On 12 May 2010 19:16, Gregory Jordan <greg at ebi.ac.uk> wrote:

> Hi all,
>
> I'm wondering if anyone has tried using BioPerl to index sequence quality
> score files? The files I'm looking at tend to look like Fasta files, but
> with numbers (between 0 and 99) and spaces instead of sequence strings.
> Something like:
> ---
> >chr1
>  0 20 20 20 50 99 99 99 99 30 30 20 20 10 10 0 0 0 0
> ---
> (An example for Chimpanzee can be found here, as the file
> 'panTro2.quals.fa.gz':
> http://hgdownload.cse.ucsc.edu/goldenPath/panTro2/bigZips/ )
>
> I'm currently using a home-brewed file indexing system to access subsets of
> these quality scores, but it's kind of slow and (probably) buggy.
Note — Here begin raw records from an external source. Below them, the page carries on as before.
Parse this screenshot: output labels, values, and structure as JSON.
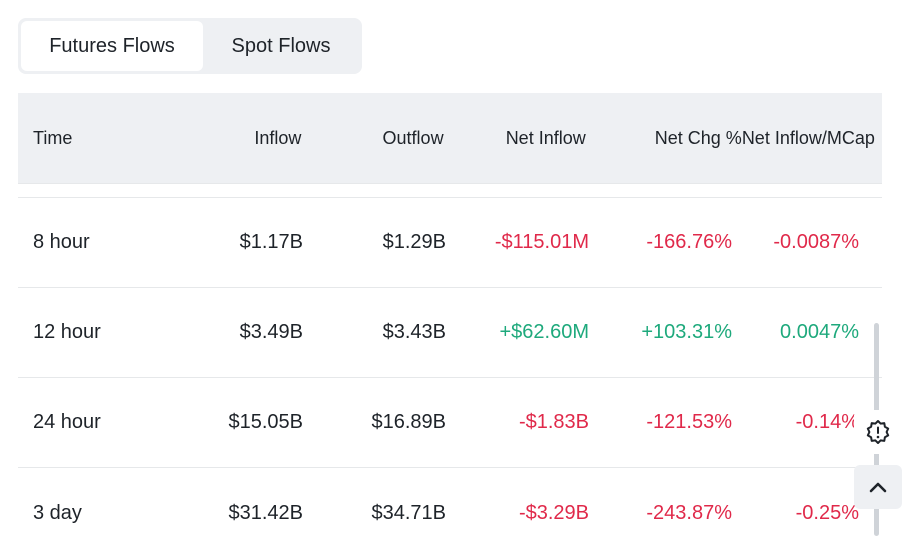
{
  "tabs": [
    {
      "label": "Futures Flows",
      "active": true
    },
    {
      "label": "Spot Flows",
      "active": false
    }
  ],
  "table": {
    "headers": {
      "time": "Time",
      "inflow": "Inflow",
      "outflow": "Outflow",
      "net_inflow": "Net Inflow",
      "net_chg": "Net Chg %",
      "net_inflow_mcap": "Net Inflow/MCap"
    },
    "rows": [
      {
        "time": "8 hour",
        "inflow": "$1.17B",
        "outflow": "$1.29B",
        "net_inflow": "-$115.01M",
        "net_chg": "-166.76%",
        "mcap": "-0.0087%",
        "sign": "neg"
      },
      {
        "time": "12 hour",
        "inflow": "$3.49B",
        "outflow": "$3.43B",
        "net_inflow": "+$62.60M",
        "net_chg": "+103.31%",
        "mcap": "0.0047%",
        "sign": "pos"
      },
      {
        "time": "24 hour",
        "inflow": "$15.05B",
        "outflow": "$16.89B",
        "net_inflow": "-$1.83B",
        "net_chg": "-121.53%",
        "mcap": "-0.14%",
        "sign": "neg"
      },
      {
        "time": "3 day",
        "inflow": "$31.42B",
        "outflow": "$34.71B",
        "net_inflow": "-$3.29B",
        "net_chg": "-243.87%",
        "mcap": "-0.25%",
        "sign": "neg"
      }
    ]
  },
  "colors": {
    "negative": "#e0294a",
    "positive": "#1ea97c",
    "header_bg": "#eef0f3"
  },
  "icons": {
    "feedback": "alert-badge-icon",
    "scroll_top": "chevron-up-icon"
  }
}
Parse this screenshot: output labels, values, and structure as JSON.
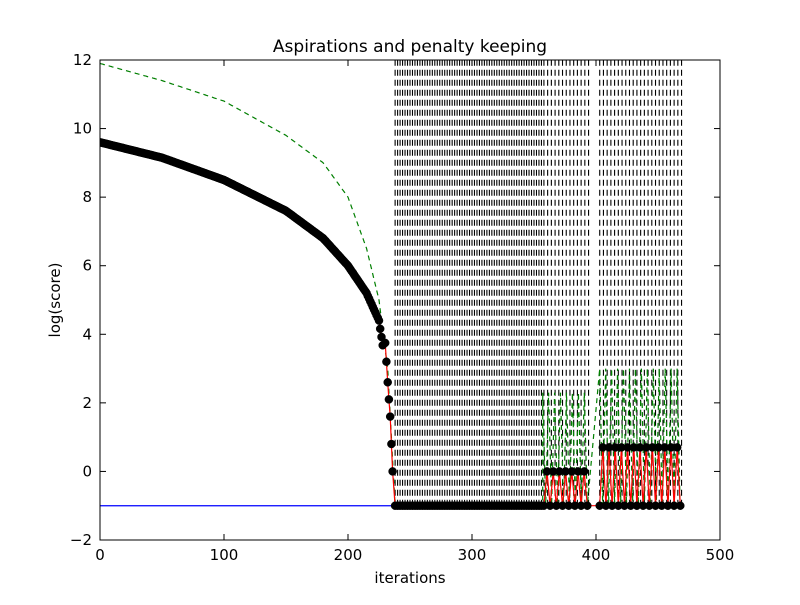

I'd much
> rather use something like Bio::DB::Fasta, but (without having actually tried
> it) I expect it wouldn't be too happy with these not-quite-fasta format
> quality files.
>
> Has anyone run into a similar situation and found a solution using Bioperl
> (or something else)?
>
> I'd be happy to hack around a bit to get this to work, if necessary; if
> anyone could provide pointers on where to start, I'd be much obliged.
>
> Cheers,
>  Greg
>
> PS - it's great to see the GitHub migration moving along so swiftly! I'll
> be *much* more likely to start bug-hunting and patch-submitting with the
> code living there now. :)
>